Philosophical questions: How does one control phenomena (technology and data) that is “everywhere but nowhere,” that recognises no physical or political barriers and is universal in scope and impact? Can an algorithmic world be managed through institutional structures of governance built on the bedrock of Westphalian principles? (The treaties of Westphalia, between 1644 and 1648, brought to an end the religious wars in Europe. They established three principles that still define the nature of international affairs today — the principle of state sovereignty, non interference in the affairs of other states, and the principle of the legal equality of states)
Harari admits he does not have the answers to these questions. He believes that a collective of poets, philosophers and statesmen should be tasked to develop the answers. Whether that should be the way forward or not can be debated. But what is becoming clear is that questions like those posed above cannot be answered by drawing on the past or projecting from the present. An “out of the box”, approach is required that recognises that technology and innovation have not been an unmixed blessing and that the current rules, institutions and structures of governance will need to be refashioned.

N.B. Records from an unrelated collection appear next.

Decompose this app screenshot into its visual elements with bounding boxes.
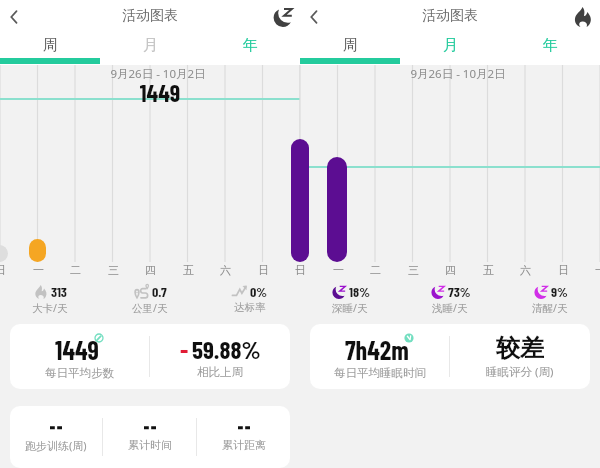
button[interactable]: 周 <box>0 33 100 58</box>
staticText: 大卡/天 <box>32 301 68 315</box>
staticText: 周 <box>43 36 58 55</box>
staticText: 日 <box>295 263 306 277</box>
button[interactable]: 0% <box>200 283 300 314</box>
button[interactable]: Activity mode <box>570 4 596 30</box>
staticText: 三 <box>108 263 119 277</box>
staticText: 五 <box>483 263 494 277</box>
staticText: 0% <box>250 283 268 300</box>
staticText: 三 <box>408 263 419 277</box>
staticText: 四 <box>145 263 156 277</box>
staticText: 0.7 <box>152 283 167 300</box>
staticText: 9月26日 - 10月2日 <box>308 66 600 82</box>
button[interactable]: 年 <box>500 33 600 58</box>
staticText: 7h42m <box>345 334 409 365</box>
staticText: 六 <box>220 263 231 277</box>
staticText: 月 <box>143 36 158 55</box>
staticText: 1449 <box>55 334 99 365</box>
staticText: 跑步训练(周) <box>25 438 87 453</box>
staticText: 1449 <box>10 78 310 107</box>
staticText: 73% <box>448 283 471 300</box>
button[interactable]: 9% <box>500 283 600 315</box>
staticText: 周 <box>343 36 358 55</box>
staticText: 累计时间 <box>128 438 172 452</box>
button[interactable]: 18% <box>300 283 400 315</box>
button[interactable]: 月 <box>400 33 500 58</box>
button[interactable]: 1449 <box>10 324 290 389</box>
button[interactable]: 周 <box>300 33 400 58</box>
staticText: 9月26日 - 10月2日 <box>8 66 308 82</box>
staticText: 六 <box>520 263 531 277</box>
staticText: 公里/天 <box>132 301 168 315</box>
staticText: 活动图表 <box>122 7 178 25</box>
staticText: 18% <box>349 283 370 300</box>
staticText: 每日平均步数 <box>45 366 114 380</box>
staticText: 睡眠评分 (周) <box>486 364 554 380</box>
staticText: 月 <box>443 36 458 55</box>
staticText: 达标率 <box>234 301 266 314</box>
button[interactable]: 年 <box>200 33 300 58</box>
staticText: 59.88% <box>192 334 261 364</box>
button[interactable]: Sleep mode <box>270 4 296 30</box>
staticText: - <box>180 334 189 364</box>
staticText: 清醒/天 <box>532 301 568 315</box>
staticText: 二 <box>70 263 81 277</box>
staticText: 一 <box>595 263 600 277</box>
staticText: 一 <box>295 263 306 277</box>
staticText: 浅睡/天 <box>432 301 468 315</box>
staticText: 相比上周 <box>197 365 243 379</box>
button[interactable]: 73% <box>400 283 500 315</box>
button[interactable]: 跑步训练(周) <box>10 406 290 468</box>
staticText: 二 <box>370 263 381 277</box>
button[interactable]: Back <box>302 5 326 29</box>
button[interactable]: 7h42m <box>310 324 590 389</box>
staticText: 年 <box>543 36 558 55</box>
button[interactable]: 313 <box>0 283 100 315</box>
staticText: 活动图表 <box>422 7 478 25</box>
staticText: 较差 <box>496 333 544 363</box>
button[interactable]: 0.7 <box>100 283 200 315</box>
staticText: 9% <box>551 283 568 300</box>
staticText: 日 <box>558 263 569 277</box>
staticText: 深睡/天 <box>332 301 368 315</box>
staticText: 313 <box>51 283 67 300</box>
staticText: 累计距离 <box>222 438 266 452</box>
button[interactable]: Back <box>2 5 26 29</box>
staticText: 四 <box>445 263 456 277</box>
staticText: 日 <box>258 263 269 277</box>
staticText: 一 <box>333 263 344 277</box>
staticText: 年 <box>243 36 258 55</box>
button[interactable]: 月 <box>100 33 200 58</box>
staticText: 每日平均睡眠时间 <box>334 366 426 380</box>
staticText: 五 <box>183 263 194 277</box>
staticText: 一 <box>33 263 44 277</box>
staticText: 日 <box>0 263 6 277</box>
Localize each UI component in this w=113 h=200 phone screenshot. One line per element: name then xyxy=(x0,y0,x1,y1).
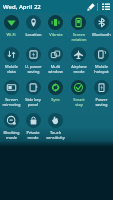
staticText: Blocking mode xyxy=(3,130,20,140)
staticText: Mobile hotspot xyxy=(94,64,109,74)
button[interactable]: Screen rotation xyxy=(67,15,90,48)
button[interactable]: Smart stay xyxy=(67,80,90,113)
button[interactable]: Touch sensitivity xyxy=(44,113,67,146)
staticText: Sync xyxy=(51,97,60,102)
button[interactable]: Edit quick settings xyxy=(84,0,97,13)
button[interactable]: Blocking mode xyxy=(0,113,22,146)
button[interactable]: Location xyxy=(22,15,44,48)
staticText: Airplane mode xyxy=(71,64,87,74)
staticText: Screen rotation xyxy=(71,32,87,42)
staticText: Screen mirroring xyxy=(2,97,21,107)
staticText: Wi-Fi xyxy=(6,32,16,37)
staticText: Location xyxy=(25,32,42,37)
staticText: Side key panel xyxy=(25,97,41,107)
staticText: Power saving xyxy=(95,97,108,107)
staticText: Touch sensitivity xyxy=(46,130,65,140)
button[interactable]: Wi-Fi xyxy=(0,15,22,48)
button[interactable]: Mobile hotspot xyxy=(90,47,113,80)
staticText: Wed, April 22 xyxy=(3,3,41,11)
staticText: Private mode xyxy=(26,130,40,140)
staticText: Smart stay xyxy=(73,97,85,107)
button[interactable]: Screen mirroring xyxy=(0,80,22,113)
button[interactable]: Multi window xyxy=(44,47,67,80)
button[interactable]: Show all quick settings xyxy=(98,0,113,13)
button[interactable]: Power saving xyxy=(90,80,113,113)
button[interactable]: Bluetooth xyxy=(90,15,113,48)
button[interactable]: Mobile data xyxy=(0,47,22,80)
button[interactable]: Vibrate xyxy=(44,15,67,48)
button[interactable]: Sync xyxy=(44,80,67,113)
button[interactable]: Side key panel xyxy=(22,80,44,113)
button[interactable]: U. power saving xyxy=(22,47,44,80)
staticText: Bluetooth xyxy=(92,32,111,37)
staticText: U. power saving xyxy=(25,64,42,74)
button[interactable]: Private mode xyxy=(22,113,44,146)
staticText: Vibrate xyxy=(49,32,63,37)
staticText: Mobile data xyxy=(5,64,18,74)
staticText: Multi window xyxy=(48,64,63,74)
button[interactable]: Airplane mode xyxy=(67,47,90,80)
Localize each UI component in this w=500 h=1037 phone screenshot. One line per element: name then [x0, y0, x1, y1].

The Industrial Revolution laid the foundation for decades of sustained development and economic prosperity. But it also led to the crisis of global warming. Nuclear scientists generated the prospects of clean, affordable and abundant energy but they also raised the spectre of a thermonuclear holocaust. The digital revolution opened up phenomenal vistas of knowledge and information but, as suggested by Harari, created the potential of digital dictatorship. The issue is that whilst humanity has harnessed the benefits of technology and innovation, it has not yet created the institutions for managing its consequences.